Put in as simple terms as possible, refinancing your student loans is swapping the terms of the loan (interest rates and monthly payments) for the terms of another loan. This is either done through the same person who lent the money or through a company that buys off the debt, and you pay them back instead. Most people have something in the realm of 3-4 student loans to pay off, so some people choose to refinance 3-4 loans into a single loan to make things simpler. There are some pitfalls to this decision, however, that I think need to be addressed, so people are more aware of them:
You might lose federal benefits.
Federal student loans are some of the most agreeable in the entire industry. The government has a larger priority of having people who go to school to contribute to the overall economy, than it does to have every single nickel and dime paid back as a bank would. These loans are the sweethearts of the realm of education loan finance. They offer much more flexible payment plans, and certain people are even eligible for loan forgiveness from the federal government. If you lump all of your loans together and refinance them at a private institution, you’ll forfeit your ability to take advantage of these government benefits. Only refinance the loans you’re willing to lose these benefits on.

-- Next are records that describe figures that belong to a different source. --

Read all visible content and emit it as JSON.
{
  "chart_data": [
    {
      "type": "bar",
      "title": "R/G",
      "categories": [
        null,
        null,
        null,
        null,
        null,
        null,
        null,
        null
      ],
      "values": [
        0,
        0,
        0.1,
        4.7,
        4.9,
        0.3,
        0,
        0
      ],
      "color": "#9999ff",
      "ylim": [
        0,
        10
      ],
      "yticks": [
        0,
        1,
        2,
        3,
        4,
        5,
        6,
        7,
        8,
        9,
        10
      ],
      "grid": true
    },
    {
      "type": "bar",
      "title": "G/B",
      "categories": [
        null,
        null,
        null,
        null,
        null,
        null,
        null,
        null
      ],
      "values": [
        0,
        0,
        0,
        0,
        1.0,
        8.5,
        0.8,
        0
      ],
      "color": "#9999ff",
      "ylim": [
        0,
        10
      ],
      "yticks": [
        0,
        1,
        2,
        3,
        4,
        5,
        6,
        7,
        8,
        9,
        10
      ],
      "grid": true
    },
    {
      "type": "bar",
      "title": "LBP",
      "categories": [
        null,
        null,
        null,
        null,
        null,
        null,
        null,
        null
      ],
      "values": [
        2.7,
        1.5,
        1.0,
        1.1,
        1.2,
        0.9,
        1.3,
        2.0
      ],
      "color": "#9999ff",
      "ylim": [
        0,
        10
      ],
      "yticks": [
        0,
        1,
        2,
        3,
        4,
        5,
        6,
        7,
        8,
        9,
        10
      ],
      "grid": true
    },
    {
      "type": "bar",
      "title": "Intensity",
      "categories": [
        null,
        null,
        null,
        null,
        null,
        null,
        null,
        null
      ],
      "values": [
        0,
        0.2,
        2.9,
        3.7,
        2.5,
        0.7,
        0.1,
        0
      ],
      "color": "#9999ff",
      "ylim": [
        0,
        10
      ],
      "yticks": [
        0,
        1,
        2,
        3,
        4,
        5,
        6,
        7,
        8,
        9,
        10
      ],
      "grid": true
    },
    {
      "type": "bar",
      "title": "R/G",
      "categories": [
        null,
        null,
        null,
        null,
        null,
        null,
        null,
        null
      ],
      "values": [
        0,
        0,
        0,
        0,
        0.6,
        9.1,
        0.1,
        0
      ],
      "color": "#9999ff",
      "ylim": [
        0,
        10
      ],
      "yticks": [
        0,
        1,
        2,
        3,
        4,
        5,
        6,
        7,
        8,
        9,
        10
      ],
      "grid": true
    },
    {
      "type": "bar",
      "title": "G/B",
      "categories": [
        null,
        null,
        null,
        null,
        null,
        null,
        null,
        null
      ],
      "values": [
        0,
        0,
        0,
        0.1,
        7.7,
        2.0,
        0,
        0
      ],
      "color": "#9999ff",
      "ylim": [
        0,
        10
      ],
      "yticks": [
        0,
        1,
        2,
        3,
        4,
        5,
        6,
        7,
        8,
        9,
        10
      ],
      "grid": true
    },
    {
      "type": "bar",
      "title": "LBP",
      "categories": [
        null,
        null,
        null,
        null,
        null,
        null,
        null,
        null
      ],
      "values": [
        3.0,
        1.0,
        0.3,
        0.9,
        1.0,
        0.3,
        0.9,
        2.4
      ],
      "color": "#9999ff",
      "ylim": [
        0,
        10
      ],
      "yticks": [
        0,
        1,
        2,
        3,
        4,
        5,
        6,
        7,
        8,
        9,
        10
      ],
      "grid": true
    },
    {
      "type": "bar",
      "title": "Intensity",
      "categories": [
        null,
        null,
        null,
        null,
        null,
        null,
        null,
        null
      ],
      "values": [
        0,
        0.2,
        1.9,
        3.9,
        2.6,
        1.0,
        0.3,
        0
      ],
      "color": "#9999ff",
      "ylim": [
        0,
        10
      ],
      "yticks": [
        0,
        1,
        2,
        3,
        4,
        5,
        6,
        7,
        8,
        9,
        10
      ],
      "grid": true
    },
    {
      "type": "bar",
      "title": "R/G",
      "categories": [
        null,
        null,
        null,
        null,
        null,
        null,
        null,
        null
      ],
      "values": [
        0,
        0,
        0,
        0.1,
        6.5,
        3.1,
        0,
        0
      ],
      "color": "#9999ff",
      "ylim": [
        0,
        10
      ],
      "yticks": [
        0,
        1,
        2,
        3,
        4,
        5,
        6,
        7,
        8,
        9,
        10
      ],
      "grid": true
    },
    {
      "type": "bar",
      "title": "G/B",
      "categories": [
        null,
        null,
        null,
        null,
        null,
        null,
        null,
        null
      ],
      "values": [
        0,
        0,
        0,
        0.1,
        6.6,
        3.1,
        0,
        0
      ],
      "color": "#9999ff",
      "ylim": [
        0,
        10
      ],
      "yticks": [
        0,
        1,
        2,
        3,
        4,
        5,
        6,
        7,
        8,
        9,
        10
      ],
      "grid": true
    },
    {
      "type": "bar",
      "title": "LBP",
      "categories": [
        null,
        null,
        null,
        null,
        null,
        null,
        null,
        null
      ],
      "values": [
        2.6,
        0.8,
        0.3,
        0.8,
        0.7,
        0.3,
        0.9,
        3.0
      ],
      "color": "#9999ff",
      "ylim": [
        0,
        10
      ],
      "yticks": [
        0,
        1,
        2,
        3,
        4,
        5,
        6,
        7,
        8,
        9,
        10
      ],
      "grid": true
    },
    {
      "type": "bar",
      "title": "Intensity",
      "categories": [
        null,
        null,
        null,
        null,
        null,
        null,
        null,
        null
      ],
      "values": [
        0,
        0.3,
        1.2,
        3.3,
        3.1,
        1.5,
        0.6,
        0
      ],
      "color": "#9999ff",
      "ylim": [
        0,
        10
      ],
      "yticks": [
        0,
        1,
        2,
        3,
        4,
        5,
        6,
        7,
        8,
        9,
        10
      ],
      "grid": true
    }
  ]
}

It might be a better deal to refinance them separately.
When all of your loans are put together in the same heap, a new interest rate will be created and offered to you. If you have some high-interest loans, that’s good news. But then, if some of your loans are at an extremely good interest rate, you might end up paying more on that loan by including it in your refinancing plan. It isn’t in the rules that you have to refinance them all at once. Pick and choose which loans you’d like to pay less interest on, and see what the creditor has to offer you.
Shop multiple lenders.
It’s possible, but usually unlikely that the first refinance offer you get will be the best possible one. Getting an offer is free after you’ve supplied your information. It’s completely up to you whether or not you take it or walk away. Chances are you can be offered the same rates if you come back at a later date, so shop around. Not only that, some lenders have bigger grace periods if you happen to miss a day of payment, while others have programs for those who experience a sudden loss of income. You have options.
Before you get set on changing the terms on each one of your student loans, reconsider which loans are actually an encumbrance and which are just fine the way they are. The added inconvenience of having to pay two or more creditors might end up saving you a lot of money in the long run. Hasty decisions aren’t your friend in this scenario.